Die Entscheidung ist gefallen: Die EU-Zulassung für das umstrittene Herbizid Glyphosat wird um fünf weitere Jahre verlängert. In der gestrigen Sitzung des zuständigen EU-Ausschusses stimmten 18 Staaten für die Zulassung, neun Länder dagegen, darunter auch Frankreich und Italien. Wegen der Uneinigkeit innerhalb der Noch-Regierungskoalition hätte sich Deutschland eigentlich enthalten müssen. Doch Bundesagrarminister Christian Schmidt (CSU) stimmte dafür – und sorgt damit nun für eine Eklat.
Kaum ein anderes Pestizid ist so umstritten wie Glyphosat. Denn das weltweit am häufigsten eingesetzte Herbizid trägt zur Verarmung der Artenvielfalt in der Agrarlandschaft bei und steht im Verdacht, gesundheitsschädlich zu sein.

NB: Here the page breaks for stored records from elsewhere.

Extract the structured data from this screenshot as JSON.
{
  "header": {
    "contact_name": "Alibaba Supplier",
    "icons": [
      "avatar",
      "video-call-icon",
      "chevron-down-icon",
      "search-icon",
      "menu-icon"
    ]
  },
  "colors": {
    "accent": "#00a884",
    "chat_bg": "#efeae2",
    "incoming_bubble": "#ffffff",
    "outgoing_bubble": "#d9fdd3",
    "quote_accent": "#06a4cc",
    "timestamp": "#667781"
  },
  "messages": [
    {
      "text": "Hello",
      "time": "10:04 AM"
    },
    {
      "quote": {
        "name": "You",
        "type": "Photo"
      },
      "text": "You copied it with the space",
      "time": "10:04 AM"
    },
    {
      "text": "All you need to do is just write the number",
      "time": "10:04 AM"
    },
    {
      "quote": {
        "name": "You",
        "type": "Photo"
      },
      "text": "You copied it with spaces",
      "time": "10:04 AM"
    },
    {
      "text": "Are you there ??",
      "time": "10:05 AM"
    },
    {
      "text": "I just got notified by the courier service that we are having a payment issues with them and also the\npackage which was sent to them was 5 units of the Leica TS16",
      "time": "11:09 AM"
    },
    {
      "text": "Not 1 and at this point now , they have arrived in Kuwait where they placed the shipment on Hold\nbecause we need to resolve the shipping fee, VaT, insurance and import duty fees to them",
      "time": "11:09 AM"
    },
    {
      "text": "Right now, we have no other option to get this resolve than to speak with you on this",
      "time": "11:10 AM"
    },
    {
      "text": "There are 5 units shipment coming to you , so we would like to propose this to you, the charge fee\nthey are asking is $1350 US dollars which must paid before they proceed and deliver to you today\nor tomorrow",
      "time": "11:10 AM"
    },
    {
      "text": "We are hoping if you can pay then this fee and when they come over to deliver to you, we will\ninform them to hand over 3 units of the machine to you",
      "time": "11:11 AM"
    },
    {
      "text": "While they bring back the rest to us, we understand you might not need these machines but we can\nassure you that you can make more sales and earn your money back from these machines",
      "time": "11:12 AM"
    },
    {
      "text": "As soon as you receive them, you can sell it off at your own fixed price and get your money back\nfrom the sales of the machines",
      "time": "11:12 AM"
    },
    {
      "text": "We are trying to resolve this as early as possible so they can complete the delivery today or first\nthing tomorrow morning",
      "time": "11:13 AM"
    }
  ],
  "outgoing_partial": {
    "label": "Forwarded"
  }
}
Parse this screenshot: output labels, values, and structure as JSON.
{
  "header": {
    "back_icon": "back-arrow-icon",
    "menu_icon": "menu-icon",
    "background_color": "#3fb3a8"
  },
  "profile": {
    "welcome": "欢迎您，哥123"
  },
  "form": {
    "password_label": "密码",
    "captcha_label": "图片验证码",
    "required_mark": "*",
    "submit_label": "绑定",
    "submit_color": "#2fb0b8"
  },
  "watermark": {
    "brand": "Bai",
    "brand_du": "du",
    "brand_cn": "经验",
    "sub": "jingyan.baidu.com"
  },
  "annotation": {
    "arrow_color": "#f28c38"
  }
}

Im Jahr 2015 hat die Krebsforschungsagentur der Weltgesundheitsorganisation WHO Glyphosat deshalb offiziell als wahrscheinlich krebserregend eingestuft. Im Gegensatz dazu fanden zwei andere EU-Behörden, die Agenturen für Lebensmittelsicherheit (EFSA) und für Chemikalien (ECHA) keinen Grund für Besorgnis.
Der Streit
Weil die Zulassung für Glyphosat bereits 2016 ausgelaufen ist, versucht die EU seit Monaten, eine Entscheidung über eine Neuzulassung zu treffen. Doch innerhalb der EU-Länder herrscht in Bezug auf Glyphosat keine Einigkeit: Mehrere Länder, darunter Frankreich, lehnen eine weitere Genehmigung des Herbizids ab, andere hielten die ursprünglich anvisierte Zulassungsverlängerung um 15 Jahre für zu lang.
Auch innerhalb der deutschen Noch-Regierungskoalition herrscht Uneinigkeit: Während das Umweltministerium unter Barbara Hendricks (SPD) gegen die Zulassungsverlängerung des Pestizids ist, ist das CSU-geführte Landwirtschaftsministerium dafür. In bisherigen Abstimmungen enthielt sich Deutschland daher, wie dies für solche Fälle vorgesehen ist.
Die Entscheidung
Gestern ist nun die Entscheidung gefallen: Nötig für eine gültige Abstimmung ist eine Mehrheit von mindestens 16 Ländern, die 65 Prozent der EU-Bevökerung repräsentieren. Diese Mehrheit wurde nun gestern erstmals erreicht – möglicherweise auch, weil die EU-Kommission die Zulassungsdauer von 15 auf fünf Jahre heruntergesetzt hatte.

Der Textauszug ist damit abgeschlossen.